Low-Complexity 3D-Vision Conferencing System based on Accelerated RIFE Model

Hongyue Huang, Xilong Zhou, Hongbo Ning, Haopeng Lu, Qi Zhang, Yanpeng Liang, Wanjun Lyu, Chuanmin Jia, Xinfeng Zhang, Liuxin Zhang, Siwei Ma

Published: 2024, Last Modified: 17 Apr 2025PCS 2024EveryoneRevisionsBibTeXCC BY-SA 4.0

Abstract: Recent advancements in telecommunication technologies have exceeded the requirements of numerous video-based Real-Time Communication (RTC) applications. Mean-while, in light of the growing demand for immersive 3D visual experience, researchers are currently focusing on developing next-generation telepresence systems. This paper presents a novel immersive conferencing system that offers a smooth, high-fidelity, and life-size autostereoscopic display of remote user portraits. To generate the binocular stereo vision in real time, an adaptive low-complexity view synthesis method based on an accelerated Real-time Intermediate Flow Estimation (RIFE) model is employed, which performs direct cross-view generation based on decoded multi-view videos and tracked eye positions of the watching user.
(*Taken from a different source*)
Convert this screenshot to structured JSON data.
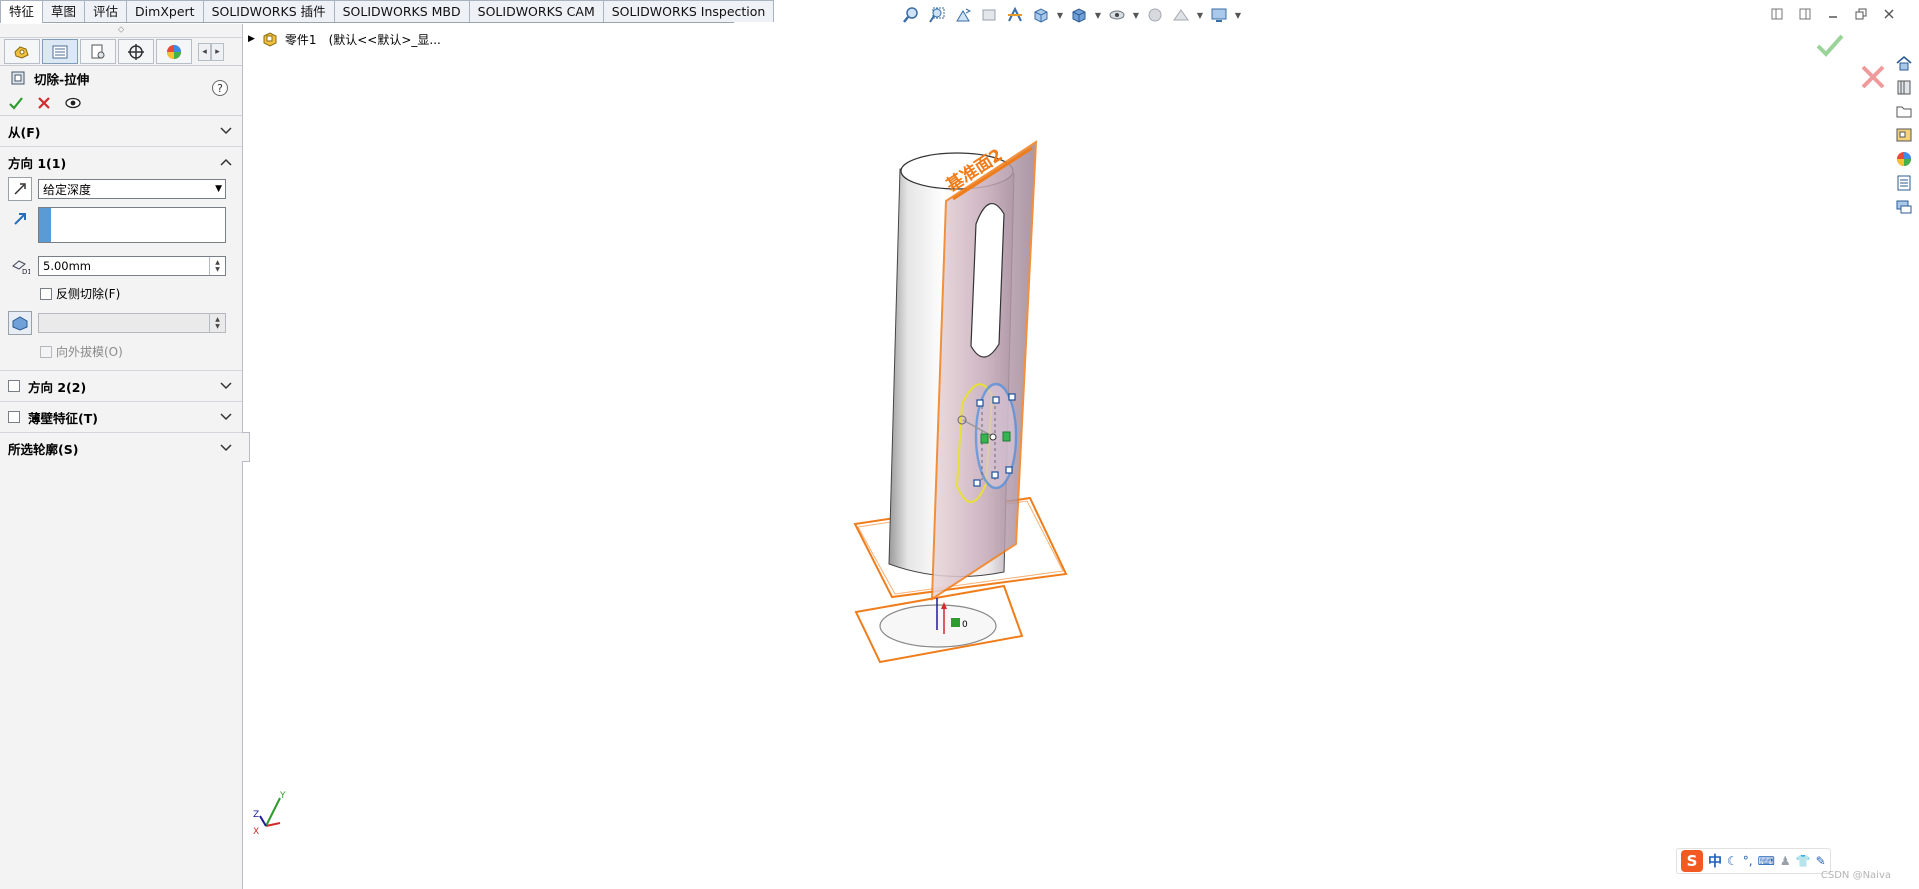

Thanks to eliminating the complex 3D modeling procedure that relies on depth images, the proposed system requires significantly fewer computational resources and lower video transmission bandwidth compared to existing immersive conferencing systems. Therefore, the proposed system is low-cost and flexible when accommodating diverse conferencing environments.